Is Amazon stretched too far? - tixocloud
http://www.bloomberg.com/news/2014-07-25/amazon-loss-widens-as-ceo-alarms-investors-with-spending.html

======
salemh
Actual title: "Bezos Alarms Amazon Investors With Spending Pace as Loss
Widens"

Article gets into its recent losses and its capital intensive investments.

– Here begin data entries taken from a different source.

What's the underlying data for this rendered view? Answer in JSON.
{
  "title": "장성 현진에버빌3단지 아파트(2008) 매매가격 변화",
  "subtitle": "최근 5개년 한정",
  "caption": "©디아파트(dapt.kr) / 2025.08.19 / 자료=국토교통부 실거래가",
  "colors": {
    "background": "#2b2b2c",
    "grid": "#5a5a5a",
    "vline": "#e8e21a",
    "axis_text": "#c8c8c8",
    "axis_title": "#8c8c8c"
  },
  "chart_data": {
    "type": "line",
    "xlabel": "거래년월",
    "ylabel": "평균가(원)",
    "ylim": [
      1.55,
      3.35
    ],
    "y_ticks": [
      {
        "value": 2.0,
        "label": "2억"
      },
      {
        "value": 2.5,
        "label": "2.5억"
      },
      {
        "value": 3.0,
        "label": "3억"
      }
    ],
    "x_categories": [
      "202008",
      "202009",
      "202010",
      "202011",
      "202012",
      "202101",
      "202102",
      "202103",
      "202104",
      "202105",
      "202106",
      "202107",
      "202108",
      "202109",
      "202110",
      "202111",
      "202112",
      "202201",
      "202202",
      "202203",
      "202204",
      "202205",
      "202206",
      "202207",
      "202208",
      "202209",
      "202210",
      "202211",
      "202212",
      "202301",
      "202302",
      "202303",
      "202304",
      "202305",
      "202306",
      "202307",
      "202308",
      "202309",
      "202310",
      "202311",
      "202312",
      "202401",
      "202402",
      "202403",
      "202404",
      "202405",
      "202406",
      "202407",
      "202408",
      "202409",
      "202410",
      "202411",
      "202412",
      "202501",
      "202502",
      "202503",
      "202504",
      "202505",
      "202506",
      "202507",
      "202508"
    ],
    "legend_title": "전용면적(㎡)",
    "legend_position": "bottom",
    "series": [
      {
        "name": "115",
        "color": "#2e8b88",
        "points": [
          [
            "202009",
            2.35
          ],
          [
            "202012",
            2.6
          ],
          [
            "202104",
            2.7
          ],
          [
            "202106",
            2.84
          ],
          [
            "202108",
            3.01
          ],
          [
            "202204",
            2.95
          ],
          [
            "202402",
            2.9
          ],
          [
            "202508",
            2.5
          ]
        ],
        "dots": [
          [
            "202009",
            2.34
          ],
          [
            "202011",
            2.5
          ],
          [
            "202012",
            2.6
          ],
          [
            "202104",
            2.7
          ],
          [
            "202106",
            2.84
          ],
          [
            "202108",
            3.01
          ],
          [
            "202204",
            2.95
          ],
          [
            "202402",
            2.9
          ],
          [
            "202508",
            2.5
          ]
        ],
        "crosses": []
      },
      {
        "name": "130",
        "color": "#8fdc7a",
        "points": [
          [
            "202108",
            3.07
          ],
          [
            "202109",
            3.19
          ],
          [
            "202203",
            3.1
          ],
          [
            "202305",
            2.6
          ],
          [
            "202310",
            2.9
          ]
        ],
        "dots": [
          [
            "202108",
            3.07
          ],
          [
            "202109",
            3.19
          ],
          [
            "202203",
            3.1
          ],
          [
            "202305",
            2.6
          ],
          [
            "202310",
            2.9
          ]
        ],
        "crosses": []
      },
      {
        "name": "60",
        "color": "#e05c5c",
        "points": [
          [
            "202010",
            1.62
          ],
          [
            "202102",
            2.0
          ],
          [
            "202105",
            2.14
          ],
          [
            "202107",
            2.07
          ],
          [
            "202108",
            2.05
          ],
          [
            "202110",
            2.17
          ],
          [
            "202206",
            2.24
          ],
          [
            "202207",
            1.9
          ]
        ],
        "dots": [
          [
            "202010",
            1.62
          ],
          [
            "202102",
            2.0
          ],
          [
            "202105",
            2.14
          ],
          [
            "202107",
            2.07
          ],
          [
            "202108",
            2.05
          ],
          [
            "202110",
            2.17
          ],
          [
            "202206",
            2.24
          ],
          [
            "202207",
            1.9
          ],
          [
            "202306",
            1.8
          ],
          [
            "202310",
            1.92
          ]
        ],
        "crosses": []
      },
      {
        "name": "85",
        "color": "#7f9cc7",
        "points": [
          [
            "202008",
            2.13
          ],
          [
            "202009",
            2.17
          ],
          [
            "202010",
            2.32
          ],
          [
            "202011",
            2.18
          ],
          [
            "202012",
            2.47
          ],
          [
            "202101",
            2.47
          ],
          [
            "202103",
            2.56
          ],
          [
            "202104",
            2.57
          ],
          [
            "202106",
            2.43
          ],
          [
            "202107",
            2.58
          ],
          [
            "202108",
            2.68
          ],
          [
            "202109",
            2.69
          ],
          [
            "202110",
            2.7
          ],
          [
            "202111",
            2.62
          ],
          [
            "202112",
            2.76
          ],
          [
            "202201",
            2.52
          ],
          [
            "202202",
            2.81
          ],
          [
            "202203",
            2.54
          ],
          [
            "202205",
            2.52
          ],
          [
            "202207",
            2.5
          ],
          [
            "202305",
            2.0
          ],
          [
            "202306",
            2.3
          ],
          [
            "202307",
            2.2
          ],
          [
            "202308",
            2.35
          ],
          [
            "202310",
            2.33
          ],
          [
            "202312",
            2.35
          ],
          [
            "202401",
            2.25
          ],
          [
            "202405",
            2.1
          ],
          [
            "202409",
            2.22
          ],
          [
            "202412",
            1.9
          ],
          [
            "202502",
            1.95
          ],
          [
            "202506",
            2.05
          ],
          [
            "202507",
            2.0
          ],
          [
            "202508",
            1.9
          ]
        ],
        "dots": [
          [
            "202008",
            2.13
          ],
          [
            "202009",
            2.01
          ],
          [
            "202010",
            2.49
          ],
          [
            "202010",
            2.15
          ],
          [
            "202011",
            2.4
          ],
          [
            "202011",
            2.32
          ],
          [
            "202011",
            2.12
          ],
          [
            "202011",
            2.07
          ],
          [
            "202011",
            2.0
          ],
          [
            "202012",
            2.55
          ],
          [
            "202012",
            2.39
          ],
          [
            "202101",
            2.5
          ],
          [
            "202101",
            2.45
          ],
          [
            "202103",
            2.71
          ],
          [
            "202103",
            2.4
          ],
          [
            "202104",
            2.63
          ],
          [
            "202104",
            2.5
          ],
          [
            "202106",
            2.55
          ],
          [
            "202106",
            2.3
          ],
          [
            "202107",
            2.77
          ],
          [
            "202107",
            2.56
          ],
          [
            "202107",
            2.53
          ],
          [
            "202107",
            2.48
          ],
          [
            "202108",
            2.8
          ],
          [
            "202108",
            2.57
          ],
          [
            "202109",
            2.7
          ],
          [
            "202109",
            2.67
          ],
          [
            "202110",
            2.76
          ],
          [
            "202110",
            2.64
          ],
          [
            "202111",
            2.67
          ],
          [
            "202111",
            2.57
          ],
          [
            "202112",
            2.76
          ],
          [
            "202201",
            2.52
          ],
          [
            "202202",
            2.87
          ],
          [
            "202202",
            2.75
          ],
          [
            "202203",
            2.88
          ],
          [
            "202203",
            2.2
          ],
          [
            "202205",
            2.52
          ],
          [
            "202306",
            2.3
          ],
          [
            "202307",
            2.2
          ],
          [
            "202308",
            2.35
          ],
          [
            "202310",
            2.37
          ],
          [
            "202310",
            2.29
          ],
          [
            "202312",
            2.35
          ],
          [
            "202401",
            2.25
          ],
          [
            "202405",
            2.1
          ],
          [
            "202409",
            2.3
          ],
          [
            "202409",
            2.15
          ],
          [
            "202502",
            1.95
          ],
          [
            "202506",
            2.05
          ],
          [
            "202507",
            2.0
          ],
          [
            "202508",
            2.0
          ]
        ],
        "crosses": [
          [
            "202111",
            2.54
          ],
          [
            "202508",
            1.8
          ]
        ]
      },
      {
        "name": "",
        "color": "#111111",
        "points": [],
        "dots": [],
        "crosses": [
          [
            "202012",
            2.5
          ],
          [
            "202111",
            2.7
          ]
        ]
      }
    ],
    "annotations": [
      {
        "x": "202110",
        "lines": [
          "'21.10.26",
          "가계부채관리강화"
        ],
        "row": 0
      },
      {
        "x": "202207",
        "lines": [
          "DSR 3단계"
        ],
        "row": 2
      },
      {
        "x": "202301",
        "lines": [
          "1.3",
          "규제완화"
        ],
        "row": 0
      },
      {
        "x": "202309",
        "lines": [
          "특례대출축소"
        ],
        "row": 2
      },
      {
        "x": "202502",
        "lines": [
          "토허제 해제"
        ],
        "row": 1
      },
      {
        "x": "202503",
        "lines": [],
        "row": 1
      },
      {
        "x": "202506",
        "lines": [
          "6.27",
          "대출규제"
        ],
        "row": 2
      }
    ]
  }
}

 _Weighing on results is a price war in the cloud-computing market, where
Amazon rents data storage and computing power to other companies. Amazon,
whose cloud competitors include Google Inc. and Microsoft Corp., cut prices
for its Amazon Web Services unit this year._

 _Bezos is spending to take Amazon further away from its roots as an online
seller of books. As it makes that shift, the company is increasingly competing
with large technology companies such as Apple Inc., Google, Microsoft and
Samsung Electronics Co._

 _Amazon is shipping this week its Fire smartphone, a $199 handset that lets
users take a picture of a product to find and buy it quickly from Amazon.
Reviewers have panned the device, citing a weak battery, lack of applications
and the gimmicky nature of its 3-D display. Szkutak declined to provide
specific figures about orders for the new smartphone._

 _Strong sales or not, Bezos has proven with devices such as the Kindle Fire
tablet that he’ll stick with a product and continue to invest, even if early
models don’t prove popular._